There are many ways to store data in a persistent way, but these are the main ones from a programmer’s perspective:
- Solid state drives. These have relatively low latency on the order of 0.1ms ($10^5$ ns), but they also have a high cost, amplified by the fact that they have limited lifespans as each cell can only be written to a limited number of times. This is what mobile devices and most laptops use because they are compact and have no moving parts.
- Hard disk drives are unusual because they are actually rotating physical disks with a read/write head attached to them. To read a memory location, you need to wait until the disk rotates to the right position and then very precisely move the head to it. This results in some very weird access patterns where reading one byte randomly may take the same time as reading the next 1MB of data — which is usually on the order of milliseconds. Since this is the only part of a computer, except for the cooling system, that has mechanically moving parts, hard disks break quite often (with the average lifespan of ~3 years for a data center HDD).
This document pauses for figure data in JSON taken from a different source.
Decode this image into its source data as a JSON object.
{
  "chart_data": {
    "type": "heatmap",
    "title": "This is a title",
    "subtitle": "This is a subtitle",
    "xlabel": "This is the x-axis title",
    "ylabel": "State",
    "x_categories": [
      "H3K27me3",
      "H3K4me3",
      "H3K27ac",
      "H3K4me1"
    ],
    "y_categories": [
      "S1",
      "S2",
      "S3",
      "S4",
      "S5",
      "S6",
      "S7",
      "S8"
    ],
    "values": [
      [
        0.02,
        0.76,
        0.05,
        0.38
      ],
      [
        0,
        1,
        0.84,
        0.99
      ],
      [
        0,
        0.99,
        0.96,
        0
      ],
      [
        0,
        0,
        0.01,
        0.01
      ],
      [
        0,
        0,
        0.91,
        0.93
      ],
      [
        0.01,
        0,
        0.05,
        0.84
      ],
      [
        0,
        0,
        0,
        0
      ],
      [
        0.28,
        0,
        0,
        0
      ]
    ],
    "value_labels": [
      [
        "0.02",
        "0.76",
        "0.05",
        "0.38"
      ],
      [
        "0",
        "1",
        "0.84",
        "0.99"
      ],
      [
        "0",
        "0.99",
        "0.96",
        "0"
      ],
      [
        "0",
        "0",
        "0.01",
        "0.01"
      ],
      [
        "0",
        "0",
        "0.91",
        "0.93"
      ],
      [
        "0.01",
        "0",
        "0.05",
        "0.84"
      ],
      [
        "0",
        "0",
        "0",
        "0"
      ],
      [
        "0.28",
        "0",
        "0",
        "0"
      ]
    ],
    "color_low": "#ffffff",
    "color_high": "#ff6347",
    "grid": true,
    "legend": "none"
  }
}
- Network-attached storage, which is the practice of using other networked devices to store data on them. There are two distinctive types. The first one is the Network File System (NFS), which is a protocol for mounting the file system of another computer over the network. The other is API-based distributed storage systems, most famously Amazon S3, that are backed by a fleet of storage-optimized machines of a public cloud, typically using cheap HDDs or some more exotic storage types internally. While NFS can sometimes work even faster than HDD if it is located in the same data center, object storage in the public cloud usually has latencies of 50-100ms. They are typically highly distributed and replicated for better availability.
Since SDD/HDD are noticeably slower than RAM, everything on or below this level is usually called external memory.
Unlike the CPU caches, external memory can be explicitly controlled. This is useful in many cases, but most programmers just want to abstract away from it and use it as an extension of the main memory, and operating systems have the capability to do so by the means of virtual memory.